Bronchoscopy should be performed during the neonatal period; laryngeal obstructions frequently result from laryngeal cysts or webs and can occasionally be resected or ablated endoscopically.



Ex-Utero Intrapartum Treatment

During the procedure, fetal pulse oximetry is used to continuously monitor fetal oxygenation. With uteroplacental support in place (see the first image below), endotracheal intubation is attempted (see the second image below).

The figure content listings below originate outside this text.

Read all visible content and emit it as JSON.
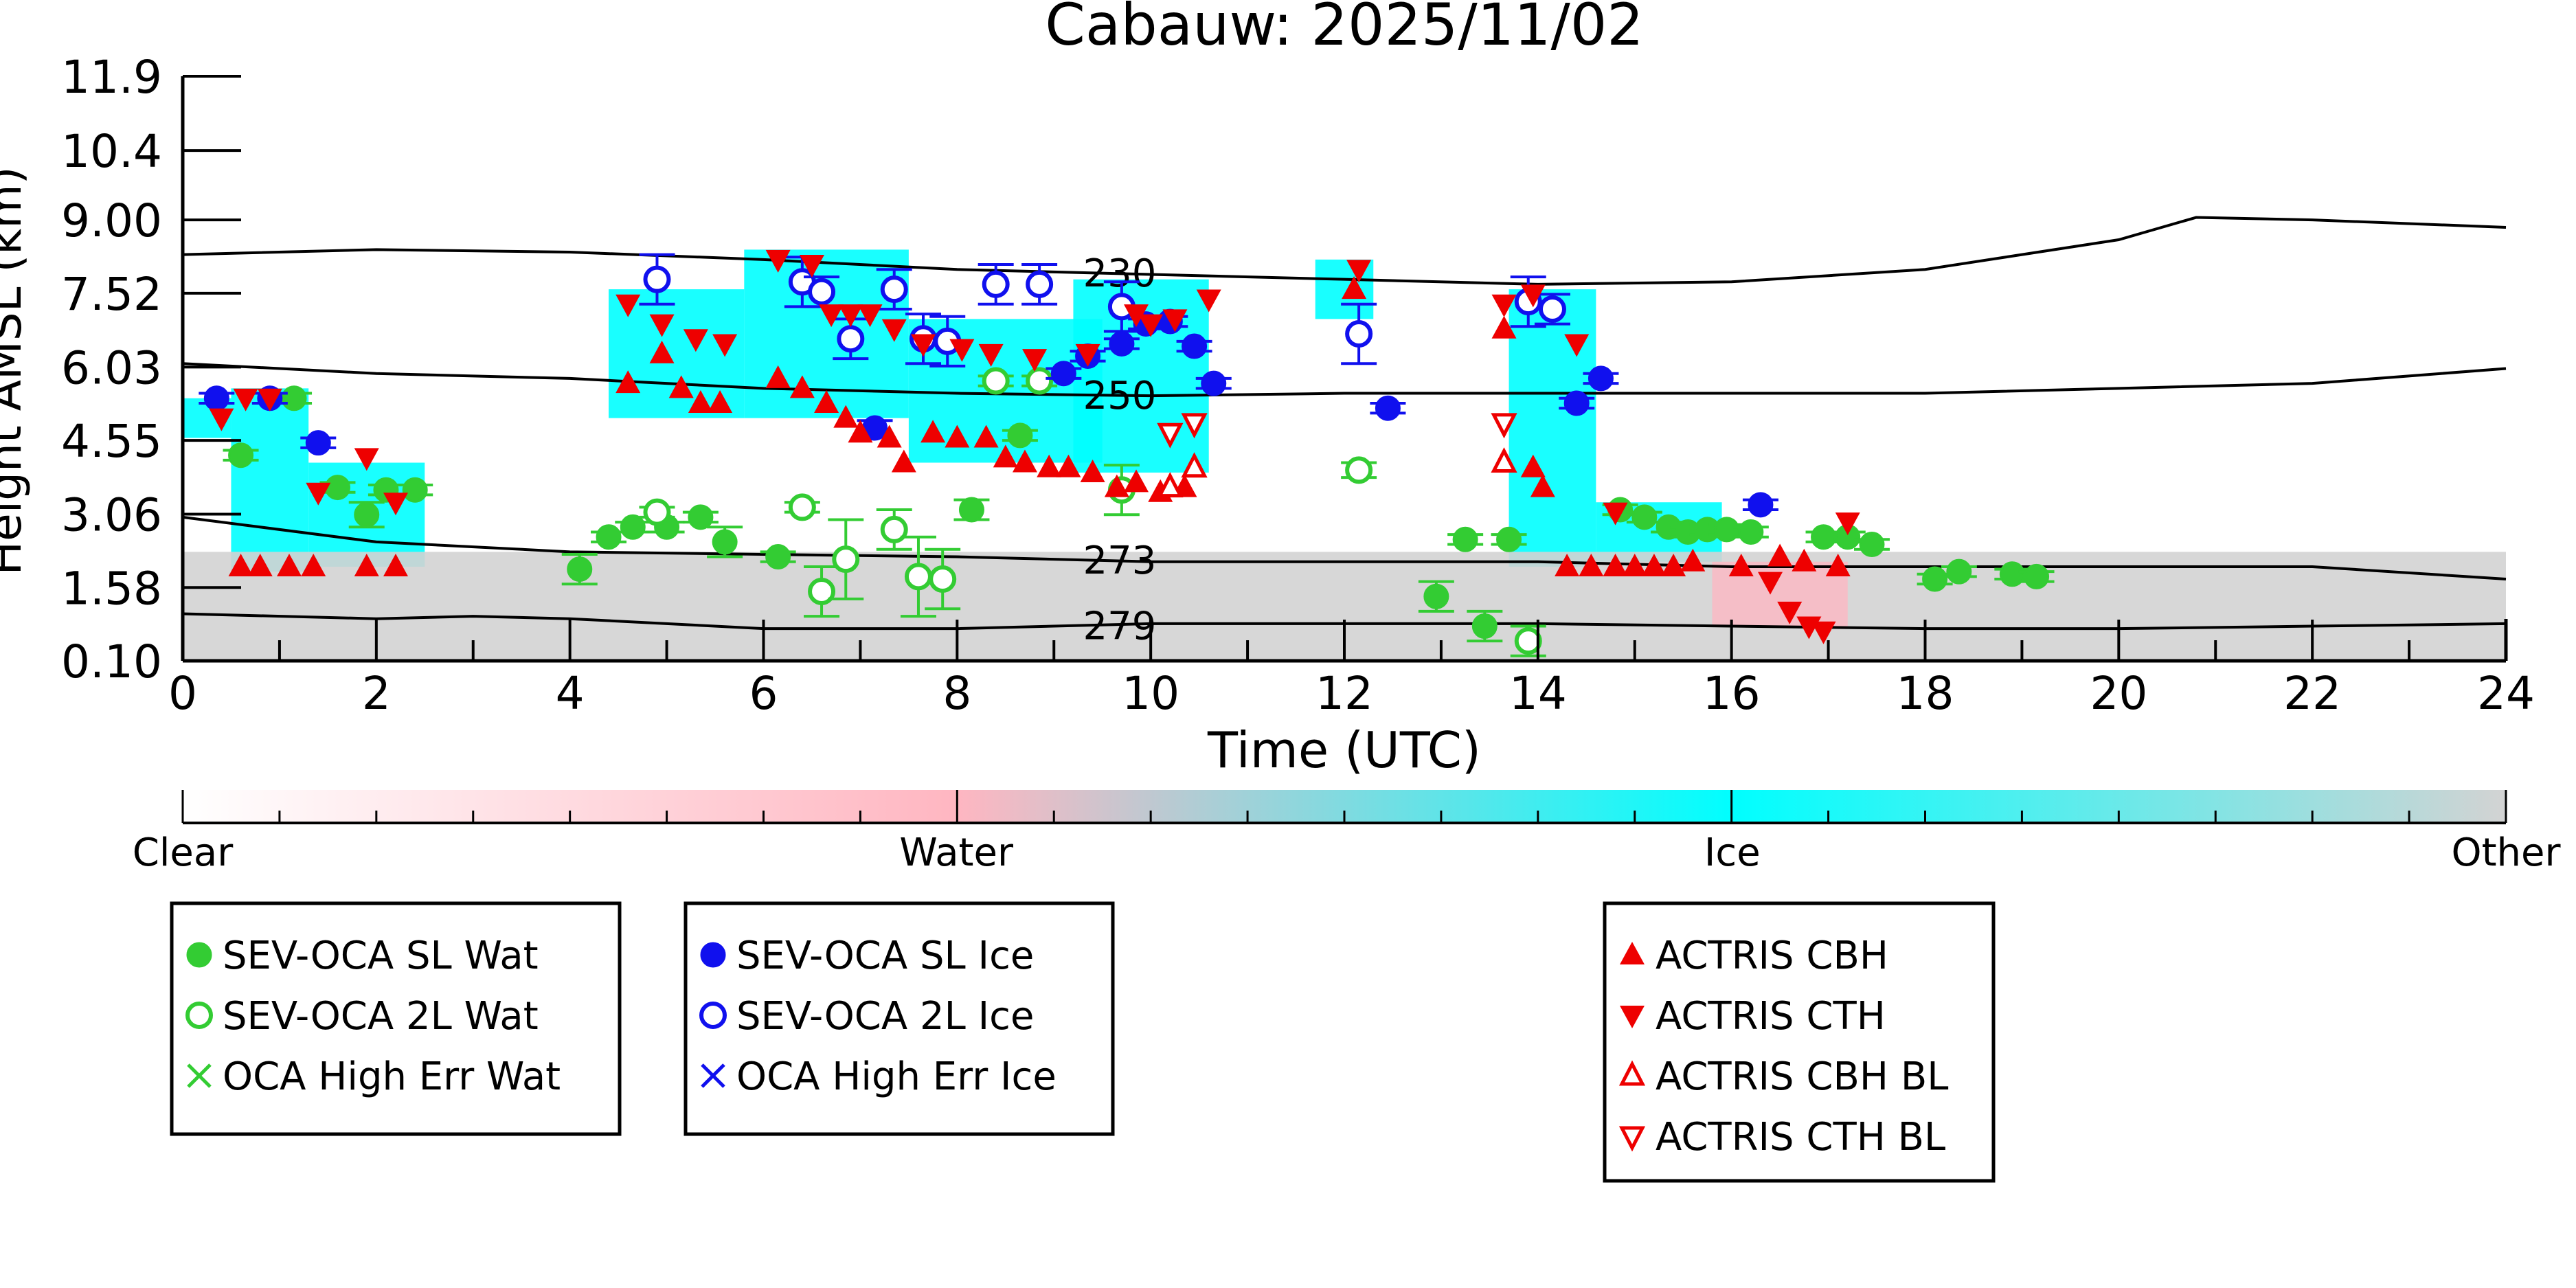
{
  "chart_data": {
    "type": "scatter",
    "title": "Cabauw: 2025/11/02",
    "xlabel": "Time (UTC)",
    "ylabel": "Height AMSL (km)",
    "xlim": [
      0,
      24
    ],
    "ylim": [
      0.1,
      11.9
    ],
    "x_ticks": [
      "0",
      "2",
      "4",
      "6",
      "8",
      "10",
      "12",
      "14",
      "16",
      "18",
      "20",
      "22",
      "24"
    ],
    "y_ticks": [
      "0.10",
      "1.58",
      "3.06",
      "4.55",
      "6.03",
      "7.52",
      "9.00",
      "10.4",
      "11.9"
    ],
    "grid": false,
    "colorbar": {
      "labels": [
        "Clear",
        "Water",
        "Ice",
        "Other"
      ],
      "colors": [
        "#ffffff",
        "#ffb6c1",
        "#00ffff",
        "#d3d3d3"
      ]
    },
    "contours": [
      {
        "label": "230",
        "label_x": 9.3,
        "x": [
          0,
          2,
          4,
          6,
          8,
          10,
          12,
          14,
          16,
          18,
          20,
          20.8,
          22,
          24
        ],
        "y": [
          8.3,
          8.4,
          8.35,
          8.2,
          8.0,
          7.9,
          7.8,
          7.7,
          7.75,
          8.0,
          8.6,
          9.05,
          9.0,
          8.85
        ]
      },
      {
        "label": "250",
        "label_x": 9.3,
        "x": [
          0,
          2,
          4,
          6,
          8,
          10,
          12,
          14,
          16,
          18,
          20,
          22,
          24
        ],
        "y": [
          6.1,
          5.9,
          5.8,
          5.6,
          5.5,
          5.45,
          5.5,
          5.5,
          5.5,
          5.5,
          5.6,
          5.7,
          6.0
        ]
      },
      {
        "label": "273",
        "label_x": 9.3,
        "x": [
          0,
          2,
          4,
          6,
          8,
          10,
          12,
          14,
          16,
          18,
          20,
          22,
          24
        ],
        "y": [
          3.0,
          2.5,
          2.3,
          2.25,
          2.2,
          2.1,
          2.1,
          2.1,
          2.0,
          2.0,
          2.0,
          2.0,
          1.75
        ]
      },
      {
        "label": "279",
        "label_x": 9.3,
        "x": [
          0,
          2,
          3,
          4,
          6,
          8,
          10,
          12,
          14,
          16,
          18,
          20,
          22,
          24
        ],
        "y": [
          1.05,
          0.95,
          1.0,
          0.95,
          0.75,
          0.75,
          0.85,
          0.85,
          0.85,
          0.8,
          0.75,
          0.75,
          0.8,
          0.85
        ]
      }
    ],
    "cloud_regions": [
      {
        "class": "Ice",
        "x0": 0.5,
        "x1": 1.3,
        "y0": 1.9,
        "y1": 5.6
      },
      {
        "class": "Ice",
        "x0": 0.0,
        "x1": 0.5,
        "y0": 4.6,
        "y1": 5.4
      },
      {
        "class": "Ice",
        "x0": 1.3,
        "x1": 2.5,
        "y0": 2.0,
        "y1": 4.1
      },
      {
        "class": "Ice",
        "x0": 4.4,
        "x1": 5.8,
        "y0": 5.0,
        "y1": 7.6
      },
      {
        "class": "Ice",
        "x0": 5.8,
        "x1": 7.5,
        "y0": 5.0,
        "y1": 8.4
      },
      {
        "class": "Ice",
        "x0": 7.5,
        "x1": 9.5,
        "y0": 4.1,
        "y1": 7.0
      },
      {
        "class": "Ice",
        "x0": 9.2,
        "x1": 10.6,
        "y0": 3.9,
        "y1": 7.8
      },
      {
        "class": "Ice",
        "x0": 11.7,
        "x1": 12.3,
        "y0": 7.0,
        "y1": 8.2
      },
      {
        "class": "Ice",
        "x0": 13.7,
        "x1": 14.6,
        "y0": 2.0,
        "y1": 7.6
      },
      {
        "class": "Ice",
        "x0": 14.6,
        "x1": 15.9,
        "y0": 2.1,
        "y1": 3.3
      },
      {
        "class": "Other",
        "x0": 0.0,
        "x1": 24.0,
        "y0": 0.1,
        "y1": 2.3
      },
      {
        "class": "Water",
        "x0": 15.8,
        "x1": 17.2,
        "y0": 0.8,
        "y1": 2.1
      }
    ],
    "series": [
      {
        "name": "SEV-OCA SL Wat",
        "color": "#33cc33",
        "marker": "filled-circle",
        "x": [
          0.6,
          1.15,
          1.6,
          1.9,
          2.1,
          2.4,
          4.1,
          4.4,
          4.65,
          5.0,
          5.35,
          5.6,
          6.15,
          8.15,
          8.65,
          12.95,
          13.25,
          13.45,
          13.7,
          14.85,
          15.1,
          15.35,
          15.55,
          15.75,
          15.95,
          16.2,
          16.95,
          17.2,
          17.45,
          18.1,
          18.35,
          18.9,
          19.15
        ],
        "y": [
          4.25,
          5.4,
          3.6,
          3.05,
          3.55,
          3.55,
          1.95,
          2.6,
          2.8,
          2.8,
          3.0,
          2.5,
          2.2,
          3.15,
          4.65,
          1.4,
          2.55,
          0.8,
          2.55,
          3.15,
          3.0,
          2.8,
          2.7,
          2.75,
          2.75,
          2.7,
          2.6,
          2.6,
          2.45,
          1.75,
          1.9,
          1.85,
          1.8
        ],
        "err": [
          0.1,
          0.1,
          0.1,
          0.25,
          0.1,
          0.1,
          0.3,
          0.1,
          0.1,
          0.1,
          0.1,
          0.3,
          0.1,
          0.2,
          0.1,
          0.3,
          0.1,
          0.3,
          0.1,
          0.1,
          0.1,
          0.1,
          0.1,
          0.1,
          0.1,
          0.1,
          0.1,
          0.1,
          0.1,
          0.1,
          0.1,
          0.1,
          0.1
        ]
      },
      {
        "name": "SEV-OCA 2L Wat",
        "color": "#33cc33",
        "marker": "open-circle",
        "x": [
          4.9,
          6.4,
          6.6,
          6.85,
          7.35,
          7.6,
          7.85,
          8.4,
          8.85,
          9.7,
          12.15,
          13.9
        ],
        "y": [
          3.1,
          3.2,
          1.5,
          2.15,
          2.75,
          1.8,
          1.75,
          5.75,
          5.75,
          3.55,
          3.95,
          0.5
        ],
        "err": [
          0.1,
          0.1,
          0.5,
          0.8,
          0.4,
          0.8,
          0.6,
          0.1,
          0.1,
          0.5,
          0.15,
          0.3
        ]
      },
      {
        "name": "OCA High Err Wat",
        "color": "#33cc33",
        "marker": "x",
        "x": [],
        "y": []
      },
      {
        "name": "SEV-OCA SL Ice",
        "color": "#1010ee",
        "marker": "filled-circle",
        "x": [
          0.35,
          0.9,
          1.4,
          7.15,
          9.1,
          9.35,
          9.7,
          9.95,
          10.2,
          10.45,
          10.65,
          12.45,
          14.4,
          14.65,
          16.3
        ],
        "y": [
          5.4,
          5.4,
          4.5,
          4.8,
          5.9,
          6.25,
          6.5,
          6.9,
          6.95,
          6.45,
          5.7,
          5.2,
          5.3,
          5.8,
          3.25
        ],
        "err": [
          0.1,
          0.1,
          0.1,
          0.15,
          0.1,
          0.1,
          0.1,
          0.1,
          0.1,
          0.1,
          0.1,
          0.1,
          0.1,
          0.1,
          0.1
        ]
      },
      {
        "name": "SEV-OCA 2L Ice",
        "color": "#1010ee",
        "marker": "open-circle",
        "x": [
          4.9,
          6.4,
          6.6,
          6.9,
          7.35,
          7.65,
          7.9,
          8.4,
          8.85,
          9.7,
          12.15,
          13.9,
          14.15
        ],
        "y": [
          7.8,
          7.75,
          7.55,
          6.6,
          7.6,
          6.6,
          6.55,
          7.7,
          7.7,
          7.25,
          6.7,
          7.35,
          7.2
        ],
        "err": [
          0.5,
          0.5,
          0.3,
          0.4,
          0.4,
          0.5,
          0.5,
          0.4,
          0.4,
          0.5,
          0.6,
          0.5,
          0.3
        ]
      },
      {
        "name": "OCA High Err Ice",
        "color": "#1010ee",
        "marker": "x",
        "x": [],
        "y": []
      },
      {
        "name": "ACTRIS CBH",
        "color": "#ee0000",
        "marker": "filled-triangle-up",
        "x": [
          0.6,
          0.8,
          1.1,
          1.35,
          1.9,
          2.2,
          4.6,
          4.95,
          5.15,
          5.35,
          5.55,
          6.15,
          6.4,
          6.65,
          6.85,
          7.0,
          7.3,
          7.45,
          7.75,
          8.0,
          8.3,
          8.5,
          8.7,
          8.95,
          9.15,
          9.4,
          9.65,
          9.85,
          10.1,
          10.35,
          12.1,
          13.65,
          13.95,
          14.05,
          14.3,
          14.55,
          14.8,
          15.0,
          15.2,
          15.4,
          15.6,
          16.1,
          16.5,
          16.75,
          17.1
        ],
        "y": [
          2.0,
          2.0,
          2.0,
          2.0,
          2.0,
          2.0,
          5.7,
          6.3,
          5.6,
          5.3,
          5.3,
          5.8,
          5.6,
          5.3,
          5.0,
          4.7,
          4.6,
          4.1,
          4.7,
          4.6,
          4.6,
          4.2,
          4.1,
          4.0,
          4.0,
          3.9,
          3.6,
          3.7,
          3.5,
          3.6,
          7.6,
          6.8,
          4.0,
          3.6,
          2.0,
          2.0,
          2.0,
          2.0,
          2.0,
          2.0,
          2.1,
          2.0,
          2.2,
          2.1,
          2.0
        ]
      },
      {
        "name": "ACTRIS CTH",
        "color": "#ee0000",
        "marker": "filled-triangle-down",
        "x": [
          0.4,
          0.65,
          0.9,
          1.4,
          1.9,
          2.2,
          4.6,
          4.95,
          5.3,
          5.6,
          6.15,
          6.5,
          6.7,
          6.9,
          7.1,
          7.35,
          7.65,
          8.05,
          8.35,
          8.8,
          9.35,
          9.85,
          10.0,
          10.25,
          10.6,
          12.15,
          13.65,
          13.95,
          14.4,
          14.8,
          16.4,
          16.6,
          16.8,
          16.95,
          17.2
        ],
        "y": [
          5.0,
          5.4,
          5.4,
          3.5,
          4.2,
          3.3,
          7.3,
          6.9,
          6.6,
          6.5,
          8.2,
          8.1,
          7.1,
          7.1,
          7.1,
          6.8,
          6.5,
          6.4,
          6.3,
          6.2,
          6.3,
          7.1,
          6.9,
          7.0,
          7.4,
          8.0,
          7.3,
          7.5,
          6.5,
          3.1,
          1.7,
          1.1,
          0.8,
          0.7,
          2.9
        ]
      },
      {
        "name": "ACTRIS CBH BL",
        "color": "#ee0000",
        "marker": "open-triangle-up",
        "x": [
          10.2,
          10.45,
          13.65
        ],
        "y": [
          3.6,
          4.0,
          4.1
        ]
      },
      {
        "name": "ACTRIS CTH BL",
        "color": "#ee0000",
        "marker": "open-triangle-down",
        "x": [
          10.2,
          10.45,
          13.65
        ],
        "y": [
          4.7,
          4.9,
          4.9
        ]
      }
    ]
  }
}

EXIT procedure with fetus maintained on uteroplace EXIT procedure with fetus maintained on uteroplacental circulation
Intubation during EXIT procedure Intubation during EXIT procedure

If unsuccessful, the next step is rigid bronchoscopy with or without wire tracheoplasty. If this attempt fails, a tracheostomy is performed (see image below).

Tracheostomy performed during EXIT procedure for d Tracheostomy performed during EXIT procedure for difficulty obtaining an oral airway

Ex-utero intrapartum treatment (EXIT) deliveries can lead to tremendous blood loss. Tocolytics and inhaled anesthetics are used to reduce contractions and frequently result in uterine atony. To minimize blood loss during the hysterotomy, a specific uterine stapler device with absorbable staples is required.

It is paramount to preserve placental blood flow, which requires profound uterine relaxation and caution in entering the uterus. Anterior placentas frequently necessitate a posterior uterine incision in an attempt to avoid placental injury and chorioamniotic separation, which can disrupt uteroplacental gas exchange. Additionally, care should be taken to minimize manipulation of the umbilical, which may result in vessel spasm and compromised blood flow.

If necessary, the procedure can last several hours.